I can’t thank you enough for all the support you have given throughout this whole process, it’s been so overwhelming and stressful but it’s been made better knowing there are organisations such as yourselves out there who are willing to help and support.”
“I am just emailing to say thank you so much for your help with getting the specialist reports that was needed for my son’s appeal.
If we didn’t have them we would of had a very different outcome. As it is we have now been awarded a placement at a specialist school and the changes on his EHCP that we wanted. This is going to make the world of difference to my son’s education, his mental wellbeing and it will have a very big impact on our family life for the better as well. Thank you so much, your help is so greatly appreciated. I don’t know what I would have done without the support from PIN and SOS!SEN.” Many thanks.”
“Just a little update, tribunal was Thursday and they have just adjourned it. I think they forget a small child actually behind all that paperwork. Sad isn’t it. Like to keep in touch as couldn’t do this without PIN”.

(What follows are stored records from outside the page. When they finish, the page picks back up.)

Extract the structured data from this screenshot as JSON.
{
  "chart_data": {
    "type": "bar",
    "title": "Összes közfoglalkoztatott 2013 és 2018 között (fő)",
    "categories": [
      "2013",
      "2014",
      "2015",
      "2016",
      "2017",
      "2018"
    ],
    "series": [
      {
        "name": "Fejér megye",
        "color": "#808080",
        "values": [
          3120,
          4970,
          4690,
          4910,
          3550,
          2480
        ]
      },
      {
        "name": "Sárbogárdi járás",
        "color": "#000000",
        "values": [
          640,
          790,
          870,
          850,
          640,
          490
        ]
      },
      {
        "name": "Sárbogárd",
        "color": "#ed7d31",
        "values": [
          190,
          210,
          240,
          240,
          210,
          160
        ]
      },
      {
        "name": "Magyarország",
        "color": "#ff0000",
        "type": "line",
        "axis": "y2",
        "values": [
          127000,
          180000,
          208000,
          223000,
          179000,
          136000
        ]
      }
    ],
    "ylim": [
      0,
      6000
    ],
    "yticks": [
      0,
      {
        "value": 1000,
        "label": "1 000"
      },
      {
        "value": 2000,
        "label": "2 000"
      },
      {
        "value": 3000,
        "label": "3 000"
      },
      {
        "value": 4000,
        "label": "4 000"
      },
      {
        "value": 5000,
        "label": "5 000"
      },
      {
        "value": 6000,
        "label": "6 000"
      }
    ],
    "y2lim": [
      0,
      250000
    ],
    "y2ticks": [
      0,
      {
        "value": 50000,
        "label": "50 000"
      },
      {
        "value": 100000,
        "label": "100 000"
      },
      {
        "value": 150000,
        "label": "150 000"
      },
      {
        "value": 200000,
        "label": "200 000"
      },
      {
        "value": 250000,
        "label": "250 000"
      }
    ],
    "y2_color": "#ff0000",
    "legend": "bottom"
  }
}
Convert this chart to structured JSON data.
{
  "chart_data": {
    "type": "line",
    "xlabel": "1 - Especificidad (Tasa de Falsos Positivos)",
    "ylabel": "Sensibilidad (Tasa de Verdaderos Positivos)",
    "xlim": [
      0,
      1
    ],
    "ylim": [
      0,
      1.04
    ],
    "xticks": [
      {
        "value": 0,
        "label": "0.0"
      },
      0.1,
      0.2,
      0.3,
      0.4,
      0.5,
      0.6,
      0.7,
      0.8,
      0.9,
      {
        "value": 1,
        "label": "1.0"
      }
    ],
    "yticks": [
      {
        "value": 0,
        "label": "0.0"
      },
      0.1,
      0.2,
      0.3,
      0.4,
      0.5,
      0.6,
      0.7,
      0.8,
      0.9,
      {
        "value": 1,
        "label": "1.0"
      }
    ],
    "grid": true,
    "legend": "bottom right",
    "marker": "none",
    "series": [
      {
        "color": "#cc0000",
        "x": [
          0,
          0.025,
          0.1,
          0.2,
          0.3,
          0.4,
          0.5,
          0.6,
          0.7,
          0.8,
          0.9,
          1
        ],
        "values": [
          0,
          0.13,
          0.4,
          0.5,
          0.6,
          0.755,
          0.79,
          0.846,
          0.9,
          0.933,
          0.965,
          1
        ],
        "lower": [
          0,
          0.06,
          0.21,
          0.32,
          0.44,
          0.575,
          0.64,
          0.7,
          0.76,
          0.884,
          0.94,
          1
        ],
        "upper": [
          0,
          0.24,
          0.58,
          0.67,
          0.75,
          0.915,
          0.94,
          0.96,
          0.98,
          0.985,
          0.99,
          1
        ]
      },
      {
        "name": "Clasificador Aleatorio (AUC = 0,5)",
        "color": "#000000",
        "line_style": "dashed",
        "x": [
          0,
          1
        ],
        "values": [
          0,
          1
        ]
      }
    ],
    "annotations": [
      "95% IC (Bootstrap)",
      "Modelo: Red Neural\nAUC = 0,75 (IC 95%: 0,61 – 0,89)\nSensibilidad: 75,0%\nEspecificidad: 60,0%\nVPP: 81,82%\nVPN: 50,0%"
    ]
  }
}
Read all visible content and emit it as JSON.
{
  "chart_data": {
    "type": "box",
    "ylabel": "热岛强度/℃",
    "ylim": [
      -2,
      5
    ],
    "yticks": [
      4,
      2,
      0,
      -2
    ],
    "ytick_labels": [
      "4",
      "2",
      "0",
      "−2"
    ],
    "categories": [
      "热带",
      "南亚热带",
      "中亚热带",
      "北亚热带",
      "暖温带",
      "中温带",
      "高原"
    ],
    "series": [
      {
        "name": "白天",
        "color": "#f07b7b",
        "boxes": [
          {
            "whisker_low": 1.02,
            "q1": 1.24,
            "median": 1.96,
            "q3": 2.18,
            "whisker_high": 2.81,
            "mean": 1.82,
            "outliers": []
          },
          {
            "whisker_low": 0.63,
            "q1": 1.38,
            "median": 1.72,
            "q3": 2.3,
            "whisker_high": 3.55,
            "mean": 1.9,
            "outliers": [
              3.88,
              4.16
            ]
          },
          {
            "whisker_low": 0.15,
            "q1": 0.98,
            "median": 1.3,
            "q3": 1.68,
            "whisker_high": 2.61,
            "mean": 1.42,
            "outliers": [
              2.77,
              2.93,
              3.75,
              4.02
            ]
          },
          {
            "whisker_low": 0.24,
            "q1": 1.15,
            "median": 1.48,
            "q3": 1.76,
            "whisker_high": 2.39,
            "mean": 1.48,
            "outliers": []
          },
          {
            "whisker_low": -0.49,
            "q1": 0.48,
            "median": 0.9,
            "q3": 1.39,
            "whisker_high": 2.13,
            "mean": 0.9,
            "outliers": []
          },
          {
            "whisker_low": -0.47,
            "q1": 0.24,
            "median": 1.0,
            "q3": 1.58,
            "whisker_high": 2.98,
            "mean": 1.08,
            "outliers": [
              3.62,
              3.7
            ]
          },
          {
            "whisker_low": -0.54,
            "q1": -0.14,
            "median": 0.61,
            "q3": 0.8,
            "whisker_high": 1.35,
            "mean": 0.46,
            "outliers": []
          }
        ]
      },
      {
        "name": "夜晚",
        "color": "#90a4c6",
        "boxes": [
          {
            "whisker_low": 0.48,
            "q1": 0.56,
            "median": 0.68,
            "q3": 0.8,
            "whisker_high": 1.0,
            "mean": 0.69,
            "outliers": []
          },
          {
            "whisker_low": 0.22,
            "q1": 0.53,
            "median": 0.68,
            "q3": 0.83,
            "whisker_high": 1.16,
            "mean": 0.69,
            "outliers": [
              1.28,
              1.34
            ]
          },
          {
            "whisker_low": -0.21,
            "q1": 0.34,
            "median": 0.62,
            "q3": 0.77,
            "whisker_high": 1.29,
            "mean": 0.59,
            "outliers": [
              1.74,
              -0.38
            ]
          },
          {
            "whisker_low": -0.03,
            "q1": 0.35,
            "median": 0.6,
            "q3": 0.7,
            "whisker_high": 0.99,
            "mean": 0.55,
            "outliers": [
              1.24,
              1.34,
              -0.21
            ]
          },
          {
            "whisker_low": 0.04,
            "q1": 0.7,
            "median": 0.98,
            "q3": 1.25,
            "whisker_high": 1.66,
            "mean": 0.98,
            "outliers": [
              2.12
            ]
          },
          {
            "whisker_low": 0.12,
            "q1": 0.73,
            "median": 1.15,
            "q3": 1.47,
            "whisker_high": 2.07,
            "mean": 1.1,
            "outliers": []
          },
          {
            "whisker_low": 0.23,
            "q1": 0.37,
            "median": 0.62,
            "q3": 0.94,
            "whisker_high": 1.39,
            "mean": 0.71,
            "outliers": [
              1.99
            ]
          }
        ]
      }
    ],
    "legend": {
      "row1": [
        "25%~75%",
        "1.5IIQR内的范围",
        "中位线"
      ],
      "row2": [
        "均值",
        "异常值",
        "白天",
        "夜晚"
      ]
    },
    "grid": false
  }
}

From our sister charity SOS!SEN
“I saw yesterday a lovely family from Kent. The daughter is nearly 12 and quadriplegic with cerebral palsy. She cannot speak and has to access the computer with a joy stick. Parents went to Tribunal last Summer but without evidence. They could not believe that their daughter was to be sent to mainstream school.”
And from another parent in need
“Each individual who has supported the charity won’t know the difference it will make to my daughter and our family. Thank you PIN so much for your kindness. At least we have a fighting chance to get my daughter what she needs and she won’t be another child suicide statistic. This help has given her a chance to learn to love her own strengths and to love herself again.”